The range was less than three feet. The bullet struck its target with almost eight-hundred-foot-pounds of energy, and a deeper, more personal darkness smashed the lieutenant under as the man he’d just killed toppled into the lizardhole and a steel helmet hit him in the face like a piledriver.

.XII.

Army of the Seridahn HQ,

Kraisyr,

Duchy of Thorast,

Kingdom of Dohlar.

“How bad is it, Fahstyr?” Pairaik Metzlyr’s voice was very quiet.

He stood with Sir Fahstyr Rychtyr, Colonel Ahskar Mohrtynsyn, and General Clyftyn Rahdgyrz in the office Rychtyr had appropriated from the town of Kraisyr’s mayor, staring down at the map covering the mayor’s desk. There was no one else in the office—at the moment—but urgent voices could be heard through its open door and no doubt another of the general’s clerks would turn up momentarily with fresh tidings of disaster.

“I’m afraid it’s about as bad as it gets, Father,” Rychtyr said heavily.

He kept his own voice down, for the same reason his intendant had, but his gray eyes met Metzlyr’s gaze without flinching.

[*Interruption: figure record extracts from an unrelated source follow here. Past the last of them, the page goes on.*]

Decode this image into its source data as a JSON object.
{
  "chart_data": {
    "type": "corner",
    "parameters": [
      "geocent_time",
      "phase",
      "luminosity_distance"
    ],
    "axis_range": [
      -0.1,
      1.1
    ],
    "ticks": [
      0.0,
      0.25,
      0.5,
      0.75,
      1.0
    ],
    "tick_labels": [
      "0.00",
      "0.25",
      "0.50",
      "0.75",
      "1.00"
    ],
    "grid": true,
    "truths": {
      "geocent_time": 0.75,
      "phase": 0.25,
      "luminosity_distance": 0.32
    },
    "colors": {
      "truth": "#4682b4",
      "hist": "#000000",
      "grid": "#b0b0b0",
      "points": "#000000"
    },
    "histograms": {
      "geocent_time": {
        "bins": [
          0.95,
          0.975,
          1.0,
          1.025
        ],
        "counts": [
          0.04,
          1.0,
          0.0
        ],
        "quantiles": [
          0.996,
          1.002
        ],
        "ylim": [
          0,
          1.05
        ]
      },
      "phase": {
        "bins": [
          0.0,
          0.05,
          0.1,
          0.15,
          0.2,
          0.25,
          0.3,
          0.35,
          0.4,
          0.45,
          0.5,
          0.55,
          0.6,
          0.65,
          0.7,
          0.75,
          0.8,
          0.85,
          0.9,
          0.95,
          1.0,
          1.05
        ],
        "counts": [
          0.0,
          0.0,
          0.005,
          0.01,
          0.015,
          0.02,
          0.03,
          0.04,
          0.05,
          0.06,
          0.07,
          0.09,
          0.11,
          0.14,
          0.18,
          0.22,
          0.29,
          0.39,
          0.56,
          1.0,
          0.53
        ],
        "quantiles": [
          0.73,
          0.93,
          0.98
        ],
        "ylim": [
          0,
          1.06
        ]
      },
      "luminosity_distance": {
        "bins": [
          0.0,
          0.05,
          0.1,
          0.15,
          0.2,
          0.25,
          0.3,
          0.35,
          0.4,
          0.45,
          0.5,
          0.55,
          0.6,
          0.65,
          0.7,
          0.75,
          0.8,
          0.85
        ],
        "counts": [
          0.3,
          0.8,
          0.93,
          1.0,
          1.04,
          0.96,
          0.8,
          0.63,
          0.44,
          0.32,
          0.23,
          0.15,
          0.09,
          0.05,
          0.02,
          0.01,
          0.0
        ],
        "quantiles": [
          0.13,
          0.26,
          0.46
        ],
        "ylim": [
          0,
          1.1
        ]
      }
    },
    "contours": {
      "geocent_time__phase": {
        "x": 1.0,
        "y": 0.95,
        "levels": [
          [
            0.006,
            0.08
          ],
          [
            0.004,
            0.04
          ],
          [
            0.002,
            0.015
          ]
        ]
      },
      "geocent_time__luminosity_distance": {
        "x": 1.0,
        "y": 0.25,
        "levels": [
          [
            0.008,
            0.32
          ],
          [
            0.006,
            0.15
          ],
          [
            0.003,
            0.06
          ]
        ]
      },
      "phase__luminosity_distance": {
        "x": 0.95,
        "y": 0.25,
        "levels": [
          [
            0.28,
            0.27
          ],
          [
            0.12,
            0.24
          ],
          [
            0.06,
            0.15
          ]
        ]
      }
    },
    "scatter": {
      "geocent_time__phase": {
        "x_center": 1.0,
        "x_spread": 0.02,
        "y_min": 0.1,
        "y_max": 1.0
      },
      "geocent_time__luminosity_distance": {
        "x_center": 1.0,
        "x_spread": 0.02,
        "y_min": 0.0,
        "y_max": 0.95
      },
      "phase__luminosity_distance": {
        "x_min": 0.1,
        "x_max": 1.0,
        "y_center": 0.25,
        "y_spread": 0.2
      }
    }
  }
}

Then he straightened, running one hand through his graying, sandy hair and sighed.

“They’ve not only cut the road, they’ve taken both the Saiksyn Farm and Cahrswyl’s Farm,” he said, his worn face grim. “That gives them control of the road from Cahrswyl’s to Kraisyr … and of the only solid ground between the road and the swamp.” He shook his head. “I can’t put the front back together, Father. Not before they cut the Waymeet-Fronzport High Road, anyway. And according to Brigadier Byrgair, their right flank’s less than ten miles from the Bryxtyn-Shan High Road right now.”

“It may be that close, Sir, but it hasn’t reached the damned road yet,” General Rahdgyrz rasped. The one-armed general’s eyes—well, his left eye; the right one was covered by a black eye patch—was very dark in a lean, strong-nosed face.

“No, no it hasn’t, Clyftyn,” Rychtyr agreed, smiling at the tall, narrow-shouldered general whose long black hair spilled down his back in a thick, old-fashioned braid. That braid was matched by a flowing beard that covered his chest, as if a stained-glass seijin from the War Against the Fallen had returned to take up his sword once more, and the image was more than skin deep.